What started as a joke has possibly hardened into a serious policy. So let’s have a look at it. As with so many things Trump, the policy has a superficial logic to it. But like the wall and arming teachers, it doesn’t bear scrutiny. The ‘just execute all the drug dealers’ is a simplistic solution to a complex problem.

It’s a great sound bite, but naive. For instance, how do we get the machinery of death up and humming? How can we make it do what it hasn’t done in decades? Capital punishment was once widespread. It has fallen out of favor in the civilized world. In the US we reserve it for certain murders and hardly ever use it.

In 2016, 17,250 Americans were murdered — but only 20 executed. Currently, the average stay on death row is 18 years. What would it become if you add in drug dealers?

The process of killing a criminal is slow and expensive. The law and order types like to have it so they can say they are doing something, without actually having to do something. And as a strategy to address crime, it is irrelevant.

In less civilized places summary execution is still a mainstay. And it is those jurisdictions and their capricious approach to civil rights that have so attracted Trump. But America is still bound by constitutional niceties. Trump may like to shoot suspected drug dealers in the streets but American judicial philosophy calls that third-world barbarism.

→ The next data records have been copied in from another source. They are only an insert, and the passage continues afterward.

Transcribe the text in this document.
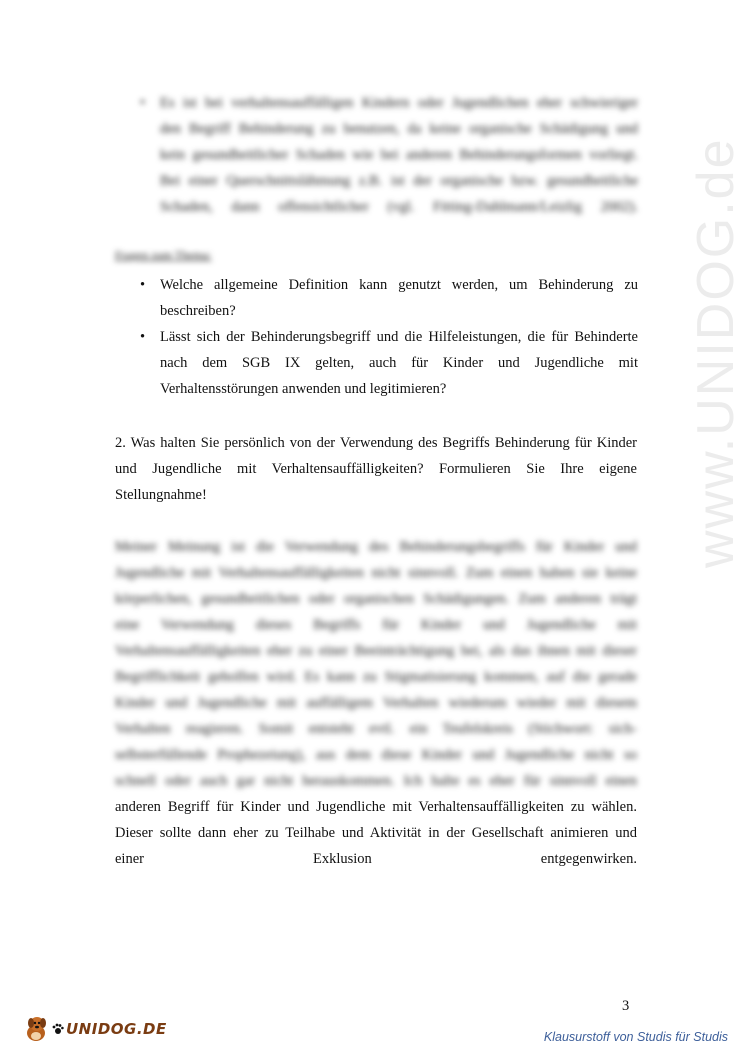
www.UNIDOG.de
• Es ist bei verhaltensauffälligen Kindern oder Jugendlichen eher schwieriger
den Begriff Behinderung zu benutzen, da keine organische Schädigung und
kein gesundheitlicher Schaden wie bei anderen Behinderungsformen vorliegt.
Bei einer Querschnittslähmung z.B. ist der organische bzw. gesundheitliche
Schaden, dann offensichtlicher (vgl. Fitting-Dahlmann/Leizlig 2002).
Fragen zum Thema:
• Welche allgemeine Definition kann genutzt werden, um Behinderung zu beschreiben?
• Lässt sich der Behinderungsbegriff und die Hilfeleistungen, die für Behinderte nach dem SGB IX gelten, auch für Kinder und Jugendliche mit Verhaltensstörungen anwenden und legitimieren?
2. Was halten Sie persönlich von der Verwendung des Begriffs Behinderung für Kinder und Jugendliche mit Verhaltensauffälligkeiten? Formulieren Sie Ihre eigene Stellungnahme!
Meiner Meinung ist die Verwendung des Behinderungsbegriffs für Kinder und
Jugendliche mit Verhaltensauffälligkeiten nicht sinnvoll. Zum einen haben sie keine
körperlichen, gesundheitlichen oder organischen Schädigungen. Zum anderen trägt
eine Verwendung dieses Begriffs für Kinder und Jugendliche mit
Verhaltensauffälligkeiten eher zu einer Beeinträchtigung bei, als das ihnen mit dieser
Begrifflichkeit geholfen wird. Es kann zu Stigmatisierung kommen, auf die gerade
Kinder und Jugendliche mit auffälligem Verhalten wiederum wieder mit diesem
Verhalten reagieren. Somit entsteht evtl. ein Teufelskreis (Stichwort: sich-
selbsterfüllende Prophezeiung), aus dem diese Kinder und Jugendliche nicht so
schnell oder auch gar nicht herauskommen. Ich halte es eher für sinnvoll einen
anderen Begriff für Kinder und Jugendliche mit Verhaltensauffälligkeiten zu wählen.
Dieser sollte dann eher zu Teilhabe und Aktivität in der Gesellschaft animieren und
einer	Exklusion	entgegenwirken.
3
UNIDOG.DE	Klausurstoff von Studis für Studis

Even Trump himself acknowledges this:

Trump has said he would love to have a law to execute all drug dealers here in America, though he’s privately admitted it would probably be impossible to get a law this harsh passed under the American system.

The problem with Trump’s philosophy is more than just its impracticality. Focusing on punishment misses the point entirely. It does nothing to cure addiction. On the other hand, if there were no demand for illegal drugs there would be no illegal drugs. And surely that points to a better approach than playing whack-a-mole with drug dealers.

And that’s what it would be. There is too much money in the drug trade to think that the death penalty — even if it were widespread and sped up — would dissuade people from pursuing the cash. Let’s face it. The business already has a high mortality rate and no shortage of applicants for open positions.

So the critical question becomes: How do you reduce the demand for illegal drugs? You focus on treatment. Including such controversial measures as heroin-assisted treatment and supervised injection rooms. The philosophy is to keep addicts alive and in touch with healthcare workers. In addition, most first world countries provide cost-free addiction treatment as part of their national healthcare program.

Our pursuit of drug policy as a criminal justice matter hasn’t always been the goal. It wasn’t until the 1930s that drugs became a focus of federal law. And it took until 1970 and the passage of the Controlled Substance Act before the War on Drugs really got going. That endless and expensive campaign hasn’t worked. And neither will capital punishment.